Getting Help
So, I was quietly sitting in my PI's office, and he was bent over in his chair, hand pressed to his forehead, thinking.
I had scheduled this meeting with him to ask for help. I was trying to write up a manuscript on some really tasty mangoes that I had discovered over a year ago. But I didn't have a reason why my mangoes were so tasty, and everyone (everyone) wants a mechanism. I'd been searching for a mechanism for a year and a half to no avail, I was at the end of my rope, and I was trying to write up without it.
After briefing my PI about the situation, he said he'd prefer to see a mechanism in the story, and he felt confident that we could find the answer.
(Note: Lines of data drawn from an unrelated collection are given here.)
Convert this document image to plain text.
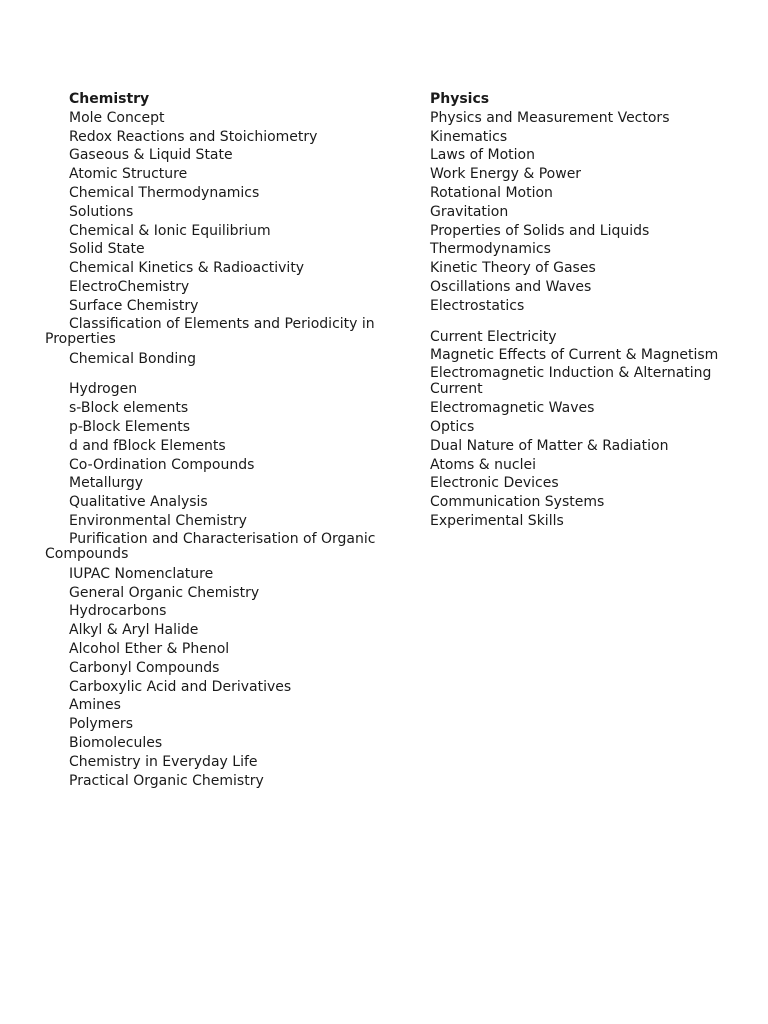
Chemistry
Mole Concept
Redox Reactions and Stoichiometry
Gaseous & Liquid State
Atomic Structure
Chemical Thermodynamics
Solutions
Chemical & Ionic Equilibrium
Solid State
Chemical Kinetics & Radioactivity
ElectroChemistry
Surface Chemistry
Classification of Elements and Periodicity in Properties
Chemical Bonding
Hydrogen
s-Block elements
p-Block Elements
d and fBlock Elements
Co-Ordination Compounds
Metallurgy
Qualitative Analysis
Environmental Chemistry
Purification and Characterisation of Organic Compounds
IUPAC Nomenclature
General Organic Chemistry
Hydrocarbons
Alkyl & Aryl Halide
Alcohol Ether & Phenol
Carbonyl Compounds
Carboxylic Acid and Derivatives
Amines
Polymers
Biomolecules
Chemistry in Everyday Life
Practical Organic Chemistry
Physics
Physics and Measurement Vectors
Kinematics
Laws of Motion
Work Energy & Power
Rotational Motion
Gravitation
Properties of Solids and Liquids
Thermodynamics
Kinetic Theory of Gases
Oscillations and Waves
Electrostatics
Current Electricity
Magnetic Effects of Current & Magnetism
Electromagnetic Induction & Alternating Current
Electromagnetic Waves
Optics
Dual Nature of Matter & Radiation
Atoms & nuclei
Electronic Devices
Communication Systems
Experimental Skills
I told him about what I've already considered, and asked him, "What else do you think it could be?"
And that's when he paused, thinking heavily, and I sat nervously in my chair.
After a minute or two, he looked up at me and said, "It could be anything."
--
Such was my concern with meeting with my PI. He is a busy man, and he is far-removed from the experimental details of my life. Why should I bother him with a problem that he probably won't be able to fix? He has enough to do.
Mostly due to the encouragement I had received after a previous blog post, I had decided to ask him for help. He is my academic advisor, busy or not, and I needed some guidance.
I'm so glad I asked. Even though he wasn't able to help with experimental details, he made it abundantly clear that he cared and that he wanted me to succeed. He brainstormed with me other people in my lab who might have the expertise to shed light on my problem. He encouraged me to reach out to them. He also offered to make phone calls to collaborators who might have the ability to help.
He asked me why I hadn't come to him sooner with my problem. I told him that I knew he was busy and that I didn't want to bother him. He did not like this at all. He said, "I am here for you. You can meet with me every week if you want. Don't be afraid of my secretary! Just tell her you want to schedule a meeting."
Little did he know that I am plenty more afraid of him than of his secretary. People in my lab have so few one-on-one interactions with our PI that (at least in my mind), I'd prefer to save those interactions for when positive things happen. I want/need him to think of me as a winner, not as someone who can't get her shit figured out. But, given the situation as it is, I'm hoping that this interaction will help him to know me better, and perhaps give him the impression that I persevere. Who the fuck knows.
The funny thing is that ever since the meeting, every time I see him, he wants to know what kind of progress I've made on finding my mechanism. This can be slightly comical, as sometimes there is as little as half a day in between his questioning. And as you all probably know, research is slow. But his mild harassment certainly does serve the purpose of compelling me to work on it when I'd rather put it aside. I figure this is just advisor tactic #227: Hound the shit out of your trainees until their goal is accomplished.
Good enough for me. I'll take what I can get.